MUNA BARAT, PUBLIKREACTION.ID – Proyek pekerjaan jembatan Tolimbo, Desa Tangkumaho, Kecamatan Napano Kusambi, Muna Barat diduga melanggar standar Keselamatan dan Kesehatan Kerja (K3).
Proyek rekonstruksi jembatan pada jalan Kabupaten lokal Desa Tangkumaho, Kecamatan Napano Kusambi, kini menjadi sorotan publik. Instansi terkait diharapkan segera melakukan inspeksi lapangan dan memberikan sanksi administratif apabila ditemukan pelanggaran serius dalam pelaksanaan proyek ini.
Pasalnya pekerjaan yang dibiayai melalui Anggaran Pendapatan dan Belanja Daerah (APBD) Kabupaten Muna Barat yang dikelola melalui Badan Penanggulangan Bencana Daerah (BPBD).
Tahun Anggaran 2025 ini, diduga kuat mengabaikan aspek vital dalam dunia konstruksi terkait Keselamatan dan Kesehatan Kerja (K3).
Pelaksana proyek ini adalah CV. CIPTA BAROKAH, dengan nilai kontrak sebesar Rp. 3.135.600.000, dengan tanggal kotrak pada 19 mei 2025, masa pelaksanaan 150 hari kalender.
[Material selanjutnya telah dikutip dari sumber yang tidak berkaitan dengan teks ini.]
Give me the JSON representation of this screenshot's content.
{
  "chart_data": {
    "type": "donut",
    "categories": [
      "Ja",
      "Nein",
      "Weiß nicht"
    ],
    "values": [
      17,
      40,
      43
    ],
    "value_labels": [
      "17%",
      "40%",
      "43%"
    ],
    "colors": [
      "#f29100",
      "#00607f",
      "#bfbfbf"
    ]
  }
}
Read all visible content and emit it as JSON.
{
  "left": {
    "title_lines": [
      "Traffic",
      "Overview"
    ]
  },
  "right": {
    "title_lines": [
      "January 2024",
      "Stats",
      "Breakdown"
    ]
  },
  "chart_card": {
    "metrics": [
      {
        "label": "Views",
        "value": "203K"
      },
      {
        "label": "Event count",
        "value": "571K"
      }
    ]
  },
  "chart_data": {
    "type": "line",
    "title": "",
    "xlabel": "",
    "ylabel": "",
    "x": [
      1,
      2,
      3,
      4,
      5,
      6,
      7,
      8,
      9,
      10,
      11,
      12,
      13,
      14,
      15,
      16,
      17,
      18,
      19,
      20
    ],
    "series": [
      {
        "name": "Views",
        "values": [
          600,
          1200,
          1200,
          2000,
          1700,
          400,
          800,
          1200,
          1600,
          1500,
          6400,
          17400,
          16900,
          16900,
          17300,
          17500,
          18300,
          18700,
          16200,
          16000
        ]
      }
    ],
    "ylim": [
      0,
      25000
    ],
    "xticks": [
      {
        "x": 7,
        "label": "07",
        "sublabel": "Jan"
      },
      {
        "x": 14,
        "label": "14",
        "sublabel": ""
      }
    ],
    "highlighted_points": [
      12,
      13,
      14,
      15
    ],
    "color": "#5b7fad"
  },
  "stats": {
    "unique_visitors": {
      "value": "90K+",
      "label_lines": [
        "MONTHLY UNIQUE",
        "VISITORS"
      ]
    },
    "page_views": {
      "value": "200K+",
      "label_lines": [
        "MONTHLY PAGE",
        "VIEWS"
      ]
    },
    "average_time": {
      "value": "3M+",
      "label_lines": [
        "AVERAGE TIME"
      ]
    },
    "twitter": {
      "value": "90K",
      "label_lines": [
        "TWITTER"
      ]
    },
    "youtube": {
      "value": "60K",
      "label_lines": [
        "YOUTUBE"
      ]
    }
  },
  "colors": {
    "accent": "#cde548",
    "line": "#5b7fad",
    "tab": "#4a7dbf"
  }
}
Berdasarkan pantauan media di lokasi proyek menemukan adanya indikasi pelanggaran serius terhadap standar K3. Sejumlah pekerja terpantau bekerja tanpa menggunakan Alat Pelindung Diri (APD) seperti helm proyek, rompi keselamatan, dan sepatu boot standar dan tidak adanya rambu-rambu pembatas antara area proyek dan jalan yang dilalui masyarakat.
Ketentuan mengenai keselamatan kerja dalam proyek konstruksi sudah diatur dengan jelas dalam Undang-Undang No. 1 Tahun 1970 tentang Keselamatan Kerja, dan dipertegas dalam Peraturan Menteri PUPR No. 5 Tahun 2014 tentang Pedoman Sistem Manajemen Keselamatan dan Kesehatan Kerja (SMK3) Konstruksi, Serta Permenaker No. 5 Tahun 2018 tentang K3 Lingkungan kerja.
Kewajiban penggunaan APD dan penerapan sistem K3 mutlak diperlukan demi melindungi keselamatan para pekerja dan masyarakat.
Seorang warga setempat yang enggan disebutkan namanya mengungkapkan kekhawatirannya.
“Setiap hari kami lihat pekerja seperti bekerja asal-asalan. Tidak ada helm, kadang mereka kerja dekat lalu lintas kendaraan. Ini sangat berbahaya, apalagi jembatan ini juga masih dilalui warga,” ujarnya.
Selain mengancam keselamatan pekerja, pengabaian prosedur keselamatan ini juga berpotensi mengganggu mutu konstruksi jembatan. Tanpa prosedur K3 yang ketat, resiko kegagalan struktur akan meningkat, yang
pada akhirnya bisa merugikan masyarakat dan negara.
Pengusaha konstruksi bertanggung jawab untuk memastikan keselamatan dan kesehatan pekerja di tempat kerja. pasalnya Penerapan K3 dapat mencegah kecelakaan dan penyakit akibat kerja, sehingga dapat mengurangi biaya dan kerugian bagi pekerja. meningkatkan produktivitas pekerja dan kualitas pekerjaan, sehingga dapat meningkatkan kepercayaan masyarakat.
“Dengan demikian, penerapan K3 dalam konstruksi bukan hanya wajib secara regulasi, tetapi juga sangat penting untuk memastikan keselamatan dan kesehatan pekerja, serta meningkatkan kualitas pekerjaan,” katanya.
Ia berharap agar Instansi terkait segera melakukan inspeksi lapangan dan memberikan sanksi administratif apabila ditemukan pelanggaran serius dalam pelaksanaan proyek ini.